Танец на разбитых зеркалах (СИ) - Герцен Кармаль. Страница 6
Господи, они и впрямь считали ее ненормальной.
Клэрити старательно прожевывала еду, но, несмотря на голод, не чувствовала вкуса. Она хотела лишь одного — поскорее допить вино, заесть его жвачкой — чтобы не давать матери лишнего повода упрекнуть ее в пристрастии к алкоголю, и уйти домой. Лечь спать и… проснуться, держа в руке ладонь Каролины.
— Клэрити… — прошелестело совсем близко.
Кусок застрял в горле. Она запила вином, поперхнулась и громко закашлялась. Парочка за соседним столиком обернулась и сочувственно улыбнулась ей.
— Клэрити… — Голос исходил из зеркал, от той самой треклятой зеркальной стены. Голос принадлежал женщине, одной, той же, что взывала к ней из зеркал в ее собственном доме. Но здесь, в кафе, он будто расслаивался, наполняясь полутонами — ведь вещала она из нескольких зеркал.
— Клэрити… — Невидимка заговорила с ней десятком голосов, каждый из которых искажался. Стройный прежде хор рассыпался, резанул по ушам диссонансом.
Она зажала руками уши. Выронила нож, который с оглушительным — как ей показалось — звоном ударился о тарелку. Парочка вновь обернулась на странную и шумную соседку, но Клэрити было не до их косых взглядов. На какой-то страшный миг почудилось, что из ушей пойдет кровь — и виной тому голоса из зеркал, заточенные до остроты бритвенных лезвий.

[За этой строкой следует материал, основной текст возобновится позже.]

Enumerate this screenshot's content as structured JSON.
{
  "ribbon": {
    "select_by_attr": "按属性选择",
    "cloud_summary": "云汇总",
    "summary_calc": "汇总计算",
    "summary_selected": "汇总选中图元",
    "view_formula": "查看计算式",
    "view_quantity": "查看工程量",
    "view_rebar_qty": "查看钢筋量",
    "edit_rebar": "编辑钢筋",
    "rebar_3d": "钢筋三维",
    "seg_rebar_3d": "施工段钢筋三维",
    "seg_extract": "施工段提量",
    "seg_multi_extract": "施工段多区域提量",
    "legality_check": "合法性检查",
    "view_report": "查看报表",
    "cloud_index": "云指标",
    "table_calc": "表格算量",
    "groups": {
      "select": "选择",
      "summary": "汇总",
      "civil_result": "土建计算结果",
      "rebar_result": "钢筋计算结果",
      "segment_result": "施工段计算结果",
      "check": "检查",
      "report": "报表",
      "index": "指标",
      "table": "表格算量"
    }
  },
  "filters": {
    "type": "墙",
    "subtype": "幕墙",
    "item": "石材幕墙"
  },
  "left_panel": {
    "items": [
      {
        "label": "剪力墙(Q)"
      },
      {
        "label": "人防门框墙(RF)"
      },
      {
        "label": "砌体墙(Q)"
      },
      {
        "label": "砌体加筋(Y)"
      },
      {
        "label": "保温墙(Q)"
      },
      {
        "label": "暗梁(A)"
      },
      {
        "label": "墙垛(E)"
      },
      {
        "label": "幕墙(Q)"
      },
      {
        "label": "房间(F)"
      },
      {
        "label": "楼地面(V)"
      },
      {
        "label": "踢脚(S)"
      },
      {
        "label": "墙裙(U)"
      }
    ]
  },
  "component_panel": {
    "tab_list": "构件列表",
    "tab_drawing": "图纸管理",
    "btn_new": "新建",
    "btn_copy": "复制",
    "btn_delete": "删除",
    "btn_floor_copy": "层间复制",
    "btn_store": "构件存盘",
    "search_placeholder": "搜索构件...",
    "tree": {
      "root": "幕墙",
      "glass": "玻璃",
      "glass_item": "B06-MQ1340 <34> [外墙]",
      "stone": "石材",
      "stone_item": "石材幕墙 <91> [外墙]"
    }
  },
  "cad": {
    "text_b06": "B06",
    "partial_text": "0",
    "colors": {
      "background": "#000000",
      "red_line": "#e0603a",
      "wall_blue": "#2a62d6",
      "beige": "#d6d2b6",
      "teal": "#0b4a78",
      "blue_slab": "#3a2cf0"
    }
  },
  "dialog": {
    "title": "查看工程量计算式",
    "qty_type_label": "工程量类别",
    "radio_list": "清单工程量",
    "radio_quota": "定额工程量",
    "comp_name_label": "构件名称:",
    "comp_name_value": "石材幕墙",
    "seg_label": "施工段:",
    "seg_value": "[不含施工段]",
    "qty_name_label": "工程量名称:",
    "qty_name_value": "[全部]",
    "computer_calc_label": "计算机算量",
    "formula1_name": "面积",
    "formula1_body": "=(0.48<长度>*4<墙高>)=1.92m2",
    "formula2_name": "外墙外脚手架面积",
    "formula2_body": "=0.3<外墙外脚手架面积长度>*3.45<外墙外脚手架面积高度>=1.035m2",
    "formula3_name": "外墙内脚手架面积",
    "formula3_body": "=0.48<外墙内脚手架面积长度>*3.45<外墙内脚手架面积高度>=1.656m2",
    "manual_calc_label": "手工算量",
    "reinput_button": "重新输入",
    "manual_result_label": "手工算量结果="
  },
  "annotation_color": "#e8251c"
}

— Клэрити… — Зеркала больше не шептали. Они заговорили разом. Даже маленькое зеркальце, что держала в руках девушка за соседним столиком, старательно выводя контур губной помадой, молчать отказывалось.
Их голоса проникали даже сквозь преграду ладоней, плотно прижатых к ушам. Ворвались в ее сознание бурлящим потом, круша и ломая. С каждой секундой их становилось все больше — к звучащему хору добавлялись все новые голоса, и каждый из них звучал в своей, отличной от других, тональности. Гомон нарастал, ужас, который они внушали, становился просто необъятным.
Одурманенная этой какофонией, Клэрити вскочила со стула и закричала во все горло:
— Замолчите!
Голоса исчезли — просто в одно мгновение перестали существовать, словно втянувшись обратно в зеркальную гладь. Изумленно молчали и посетители кафе. Каждый — каждый! — смотрел на нее во все глаза. Парочка справа зашепталась, молодая блондинка торопливо набирала чей-то номер, не сводя глаз с Клэрити, словно ожидая от нее… чего угодно. Девушка за соседним столиком мазнула помадой мимо рта, когда Клэрити закричала и теперь нервно вытирала салфеткой губы. Челси сидела с пылающими щеками и чем-то новым в глазах… страхом — нет, это уже было… стыдом? Отвращением?
Клэрити вылетела из кафе, подальше от людей и зеркал. Даже не смогла заставить себя попрощаться с Челси. И только на полпути домой поняла, что, торопясь скрыться от нацеленных на нее взглядов, забыла расплатиться по счету. Она и так унизила Челси своей выходкой, а теперь подруге еще и придется за нее платить.
Или вернее сказать — бывшей подруге?
Клэрити вошла в дом, закрыла за собой дверь так тихо, как только могла. Но скрыться от всевидящего ока матери не получилось.
— Милая, как посидели в кафе? — Тон учтивый, а взгляд скользит по дрожащим рукам Клэрити и бледному лицу.
— Нормально. — Захотелось рассмеяться в голос. Уж каким-каким, а нормальным произошедшее назвать было точно невозможно. — Я пойду к себе, ладно? Хочу пораньше лечь.
— Клэри, только половина седьмого вечера, — недоуменно отозвалась Тони.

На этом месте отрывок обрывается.